I will say that I am holding on to the belief that there is an ebb and flow to all aspects of my life and I can recognize the moments of peace. I’m working on allowing and recognizing the emotional pain when it comes and trying to tell myself that I am capable of handling it and that it will come to an end (or at least, there will be moments of peace). A pattern I am recognizing within myself is that I’ll often have one very painful day followed by one not as painful day. Do you notice any moments of peace in your day, even when you are having a very painful day?
❤️ SpiritAnimal
Hi Calmseeker1,
I remember going through medication changes. It does seem like two steps backwards and can put you in a tailspin of overthinking and frustration. Most people need several weeks to level out after a change so go easy on yourself.

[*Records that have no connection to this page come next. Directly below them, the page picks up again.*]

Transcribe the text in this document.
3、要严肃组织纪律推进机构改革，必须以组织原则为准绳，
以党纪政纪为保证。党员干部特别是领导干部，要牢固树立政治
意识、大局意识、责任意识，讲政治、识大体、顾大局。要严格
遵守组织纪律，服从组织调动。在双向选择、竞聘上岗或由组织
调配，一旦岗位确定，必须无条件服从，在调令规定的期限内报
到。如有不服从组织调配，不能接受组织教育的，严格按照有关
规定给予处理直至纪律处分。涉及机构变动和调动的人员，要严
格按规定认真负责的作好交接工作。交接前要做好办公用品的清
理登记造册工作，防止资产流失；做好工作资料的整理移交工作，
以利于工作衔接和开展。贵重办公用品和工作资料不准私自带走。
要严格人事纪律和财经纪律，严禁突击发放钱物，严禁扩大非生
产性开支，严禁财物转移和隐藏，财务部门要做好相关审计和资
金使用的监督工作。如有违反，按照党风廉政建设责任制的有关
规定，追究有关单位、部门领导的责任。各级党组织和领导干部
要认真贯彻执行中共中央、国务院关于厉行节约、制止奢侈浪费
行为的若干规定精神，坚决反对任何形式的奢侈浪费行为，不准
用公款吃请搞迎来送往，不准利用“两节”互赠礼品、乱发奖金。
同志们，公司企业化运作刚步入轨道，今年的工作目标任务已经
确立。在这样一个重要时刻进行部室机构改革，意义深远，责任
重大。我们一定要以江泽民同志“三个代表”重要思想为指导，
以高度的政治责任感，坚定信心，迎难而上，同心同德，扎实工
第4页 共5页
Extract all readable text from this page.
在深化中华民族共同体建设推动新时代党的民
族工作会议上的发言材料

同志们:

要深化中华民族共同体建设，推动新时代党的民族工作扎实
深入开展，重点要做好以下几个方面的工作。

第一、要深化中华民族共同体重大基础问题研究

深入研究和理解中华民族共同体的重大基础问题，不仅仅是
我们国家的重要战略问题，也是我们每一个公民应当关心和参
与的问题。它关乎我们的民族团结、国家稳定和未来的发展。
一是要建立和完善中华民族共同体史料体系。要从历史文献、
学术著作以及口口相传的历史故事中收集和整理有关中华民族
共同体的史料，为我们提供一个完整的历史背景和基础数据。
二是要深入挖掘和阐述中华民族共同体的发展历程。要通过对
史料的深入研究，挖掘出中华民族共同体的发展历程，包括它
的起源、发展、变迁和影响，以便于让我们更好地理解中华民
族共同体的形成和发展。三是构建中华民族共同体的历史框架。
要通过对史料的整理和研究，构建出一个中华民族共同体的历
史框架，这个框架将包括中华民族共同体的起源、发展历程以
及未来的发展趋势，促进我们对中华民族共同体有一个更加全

Feel the feels and try to let it all be.
I think there’s always some anticipation anxiety about returning back to work when you’ve become accustomed to being home and being on a different schedule. It’s that feeling of ‘here comes more stress’’ that plays out in the back of our minds which is so unhelpful and hard to control.
Try to focus on deep breathing, self care, and distractions/hobbies that put you in your comfort zone. Remind yourself that it’s okay to not feel okay and that this to shall pass.
So glad you were able to get a good nights sleep. Wishing you all the best.
Hi Charlie mg,Thank you so much for your response normalizing my feelings. I also needed the reminder that it's ok to feel this way and focus on self care. Much appreciation for the support!